Autres influences : les peintres de la Renaissance italienne et les scènes de naufrage
En plus du classicisme français, Géricault s'inspire des grandes œuvres de maîtres de la Renaissance, telles que La Transfiguration de Raphaël ou Le Jugement dernier de Michel-Ange[55]. Le personnage du vieil homme au premier plan pourrait être une référence au comte Ugolin de la Divine Comédie de Dante Alighieri – une œuvre dont Géricault voit plusieurs représentations picturales –, et semble avoir été inspiré par un Ugolin issu d'un tableau d'Henry Fuseli (1741-1825), que l'artiste aurait pu voir imprimé. Dans la Divine Comédie, Ugolin se rend de surcroît coupable de cannibalisme ; or, c'est l'un des aspects les plus marquants du récit du naufrage de la Méduse. L'allusion semble ainsi suggérer le fait que ce vieil homme a commis le même crime[56]. Une étude préliminaire pour Le Radeau de La Méduse, réalisée à l'aquarelle et conservée au Louvre, est bien plus explicite : celle-ci montre un personnage en train de ronger le bras d'un cadavre décapité[57].
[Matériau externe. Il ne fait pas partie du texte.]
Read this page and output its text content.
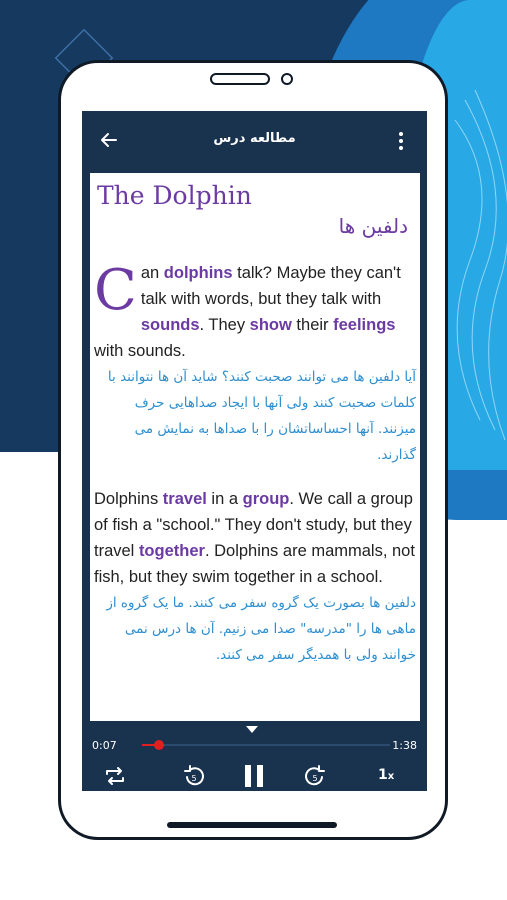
مطالعه درس
The Dolphin
دلفین ها

Can dolphins talk? Maybe they can't talk with words, but they talk with sounds. They show their feelings with sounds.

آیا دلفین ها می توانند صحبت کنند؟ شاید آن ها نتوانند با کلمات صحبت کنند ولی آنها با ایجاد صداهایی حرف میزنند. آنها احساساتشان را با صداها به نمایش می گذارند.

Dolphins travel in a group. We call a group of fish a "school." They don't study, but they travel together. Dolphins are mammals, not fish, but they swim together in a school.

دلفین ها بصورت یک گروه سفر می کنند. ما یک گروه از ماهی ها را "مدرسه" صدا می زنیم. آن ها درس نمی خوانند ولی با همدیگر سفر می کنند.

0:07	1:38
5	5	1x
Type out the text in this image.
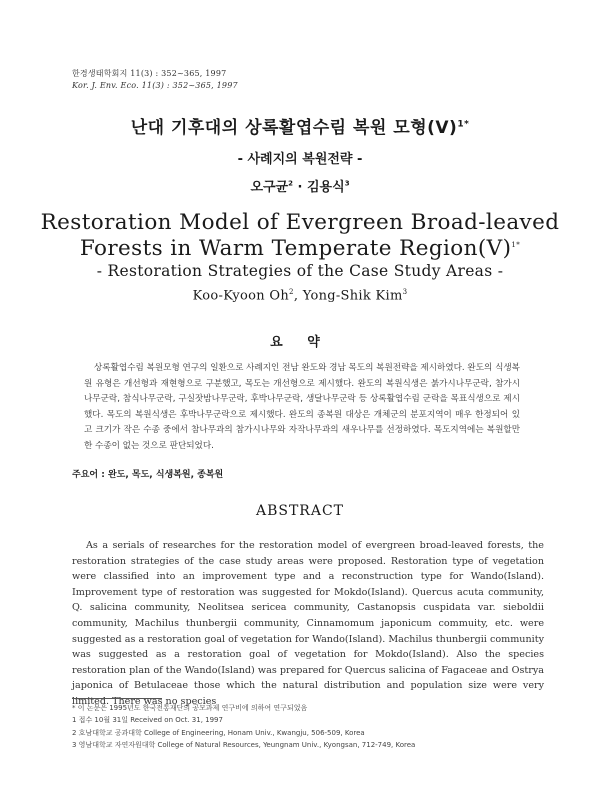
한경생태학회지 11(3) : 352~365, 1997
Kor. J. Env. Eco. 11(3) : 352~365, 1997
난대 기후대의 상록활엽수림 복원 모형$(V)^{1*}$
- 사례지의 복원전략 -
오구균$^2$ · 김용식$^3$
Restoration Model of Evergreen Broad-leaved
Forests in Warm Temperate $Region(V)^{1*}$
- Restoration Strategies of the Case Study Areas -
Koo-Kyoon Oh$^2$, Yong-Shik Kim$^3$
요 약

상록활엽수림 복원모형 연구의 일환으로 사례지인 전남 완도와 경남 목도의 복원전략을 제시하였다. 완도의 식생복원 유형은 개선형과 재현형으로 구분했고, 목도는 개선형으로 제시했다. 완도의 복원식생은 붉가시나무군락, 참가시나무군락, 참식나무군락, 구실잣밤나무군락, 후박나무군락, 생달나무군락 등 상록활엽수림 군락을 목표식생으로 제시했다. 목도의 복원식생은 후박나무군락으로 제시했다. 완도의 종복원 대상은 개체군의 분포지역이 매우 한정되어 있고 크기가 작은 수종 중에서 참나무과의 참가시나무와 자작나무과의 새우나무를 선정하였다. 목도지역에는 복원할만한 수종이 없는 것으로 판단되었다.

주요어 : 완도, 목도, 식생복원, 종복원
ABSTRACT

As a serials of researches for the restoration model of evergreen broad-leaved forests, the restoration strategies of the case study areas were proposed. Restoration type of vegetation were classified into an improvement type and a reconstruction type for Wando(Island). Improvement type of restoration was suggested for Mokdo(Island). Quercus acuta community, Q. salicina community, Neolitsea sericea community, Castanopsis cuspidata var. sieboldii community, Machilus thunbergii community, Cinnamomum japonicum commuity, etc. were suggested as a restoration goal of vegetation for Wando(Island). Machilus thunbergii community was suggested as a restoration goal of vegetation for Mokdo(Island). Also the species restoration plan of the Wando(Island) was prepared for Quercus salicina of Fagaceae and Ostrya japonica of Betulaceae those which the natural distribution and population size were very limited. There was no species

* 이 논문은 1995년도 한국전통재단의 공모과제 연구비에 의하여 연구되었음
1 접수 10월 31일 Received on Oct. 31, 1997
2 호남대학교 공과대학 College of Engineering, Honam Univ., Kwangju, 506-509, Korea
3 영남대학교 자연자원대학 College of Natural Resources, Yeungnam Univ., Kyongsan, 712-749, Korea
Plusieurs peintres anglais et américains, comme John Singleton Copley (1738–1815) et sa Mort du major Pierson[N 4] – peinte deux ans après l'événement – s'essaient également à représenter des faits récents. De plus, cet artiste peint aussi plusieurs imposantes scènes de désastre en mer que Géricault aurait pu voir imprimées : Watson et le requin (1778), où un homme noir est le sujet principal et où les acteurs de la scène priment sur le paysage marin, tout comme dans Le Radeau de La Méduse ; La Défaite des batteries flottantes à Gibraltar, (1791), qui influence le style et le choix du sujet de l’œuvre de Géricault ; et Scène de naufrage (vers 1790)[N 5], qui présente une composition manifestement similaire[28],[58]. Une dernière influence, portant à la fois sur le caractère politique du tableau et sur les carcasses démembrées de ses sujets, provient de l’œuvre de Francisco de Goya, et notamment l'estampe no 39, Grande hazaña! Con muertos! (« Authentique exploit ! Avec des morts ! ») des Désastres de la guerre, série d'eaux-fortes réalisées entre 1810 et 1812, et son chef-d’œuvre de 1814, Tres de Mayo. Goya réalise également une scène de catastrophe maritime, sobrement intitulée Naufrage, mais en dépit d'une atmosphère ressemblante, la composition et le style n'ont rien en commun avec Le Radeau de La Méduse. De plus, il est improbable que Géricault ait vu le tableau[58],[59].